In the run-up to the 13th Bone Morphogenetic Protein Conference in Dubrovnik in October, Prof. Dr Carl-Henrik Heldin, Professor at the Department of Medical Biochemistry and Microbiology, Biochemistry and Cell- and Tumour Biology at Uppsala University, has spoken out about the relevance of Bone Morphogenetic Protein in cancer research. Carl-Henrik Heldin will be one of the highly decorated speakers at the conference in Dubrovnik.
Please explain us the relevance of Bone Morphogenetic Protein (BMP) research in cancer treatment.

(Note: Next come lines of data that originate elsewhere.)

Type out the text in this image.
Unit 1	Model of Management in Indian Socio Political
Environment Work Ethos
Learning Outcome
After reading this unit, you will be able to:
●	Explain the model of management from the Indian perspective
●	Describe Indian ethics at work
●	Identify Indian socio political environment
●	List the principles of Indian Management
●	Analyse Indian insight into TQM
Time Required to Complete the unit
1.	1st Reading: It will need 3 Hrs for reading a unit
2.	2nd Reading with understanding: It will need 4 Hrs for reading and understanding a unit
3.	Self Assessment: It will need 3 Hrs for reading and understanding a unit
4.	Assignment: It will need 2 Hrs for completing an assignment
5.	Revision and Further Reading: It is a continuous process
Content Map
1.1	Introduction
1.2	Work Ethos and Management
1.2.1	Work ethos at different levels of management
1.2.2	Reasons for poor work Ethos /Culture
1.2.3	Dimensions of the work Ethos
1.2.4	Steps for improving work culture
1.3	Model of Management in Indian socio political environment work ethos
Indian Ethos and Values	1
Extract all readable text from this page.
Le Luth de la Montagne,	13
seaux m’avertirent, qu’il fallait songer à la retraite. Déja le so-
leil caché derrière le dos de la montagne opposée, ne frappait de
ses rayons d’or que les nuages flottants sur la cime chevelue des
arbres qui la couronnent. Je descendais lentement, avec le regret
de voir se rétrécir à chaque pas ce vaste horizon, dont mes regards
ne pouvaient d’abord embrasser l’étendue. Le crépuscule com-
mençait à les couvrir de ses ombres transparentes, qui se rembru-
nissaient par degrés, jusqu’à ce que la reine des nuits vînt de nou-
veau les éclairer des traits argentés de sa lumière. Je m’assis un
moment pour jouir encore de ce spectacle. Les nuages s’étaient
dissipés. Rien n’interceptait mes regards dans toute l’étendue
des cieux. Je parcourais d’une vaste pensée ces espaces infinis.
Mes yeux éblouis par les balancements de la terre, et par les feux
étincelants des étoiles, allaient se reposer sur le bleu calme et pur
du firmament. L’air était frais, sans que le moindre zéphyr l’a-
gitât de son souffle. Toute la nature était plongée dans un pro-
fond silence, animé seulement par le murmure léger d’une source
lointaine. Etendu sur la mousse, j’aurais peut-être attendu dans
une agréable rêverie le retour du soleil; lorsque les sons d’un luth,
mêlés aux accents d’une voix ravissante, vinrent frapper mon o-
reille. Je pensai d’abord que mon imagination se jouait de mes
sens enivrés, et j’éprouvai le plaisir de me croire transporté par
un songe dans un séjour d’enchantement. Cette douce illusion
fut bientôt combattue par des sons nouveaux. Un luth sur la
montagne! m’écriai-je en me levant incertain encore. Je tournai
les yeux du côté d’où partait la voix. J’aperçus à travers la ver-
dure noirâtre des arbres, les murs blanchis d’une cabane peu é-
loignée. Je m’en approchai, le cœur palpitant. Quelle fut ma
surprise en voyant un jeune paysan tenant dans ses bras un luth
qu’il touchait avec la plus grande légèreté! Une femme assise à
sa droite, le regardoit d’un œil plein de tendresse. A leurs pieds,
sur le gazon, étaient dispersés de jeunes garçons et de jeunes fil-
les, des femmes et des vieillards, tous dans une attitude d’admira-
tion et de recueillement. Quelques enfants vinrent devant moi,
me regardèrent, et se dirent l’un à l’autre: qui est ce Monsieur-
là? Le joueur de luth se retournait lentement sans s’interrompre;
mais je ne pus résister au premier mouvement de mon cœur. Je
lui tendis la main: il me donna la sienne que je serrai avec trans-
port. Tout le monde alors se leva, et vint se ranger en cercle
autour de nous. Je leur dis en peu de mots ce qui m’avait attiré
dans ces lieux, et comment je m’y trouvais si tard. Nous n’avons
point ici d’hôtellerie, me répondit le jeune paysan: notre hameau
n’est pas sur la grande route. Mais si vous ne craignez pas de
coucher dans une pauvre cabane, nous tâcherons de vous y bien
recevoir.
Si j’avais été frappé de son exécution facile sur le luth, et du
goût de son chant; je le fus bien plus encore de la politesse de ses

There is accumulating evidence that members of the TGFβ family of cytokines are involved in tumourigenesis. Most data implicate TGFβ itself, but there are also observations that Bone Morphogenetic Proteins (BMPs) and other members of the family affect tumour progression. Interestingly, members of the family have both tumour promoting and tumour suppressing activities. Thus, at early tumour stages, they often inhibit growth of cells and induce apoptosis, which counteracts tumour formation. However, in advanced cancers, several TGFβ family members have been shown to promote tumour cell invasiveness and metastasis, and also suppress the immune system and promote angiogenesis, which taken together promote tumour progression. In certain tumour types, e.g. glioblastoma, the tumour suppressing effects of BMPs have been shown to dominate, whereas in other tumour types, e.g. gynaecological cancers, the tumour promoting effects dominate. To elucidate the exact role of BMPs in individual tumours is an important task to understand the mechanisms involved in tumour progression, and, possibly, to find new ways to treat certain groups of cancer patients.
Which types of cancer are you mostly addressing in your research group?
We study molecular mechanisms involved in the control of cell growth, survival and migration. During tumour progression such mechanisms are perturbed by mutations or epigenetic regulation of oncogenes and tumour suppressor genes. These mechanisms are to some extent conserved between different cell types, and thus between different tumour types. However, there are pronounced differences regarding which signalling pathways are affected in different tumours. The specific tumour types we study include breast cancer, prostate cancer, glioblastoma and gynaecological cancers.
What do you expect from the BMP conference in Dubrovnik?
I have attended BMP conferences in this series before and found them to be of very high quality and I have learned a lot from the presentations at these meetings. Given the excellent program, I expect also the upcoming BMP conference in Dubrovnik to be very informative and enjoyable. I am very much looking forward to listening to, and discussing with, the world’s leading experts in the field during some exciting days in Dubrovnik.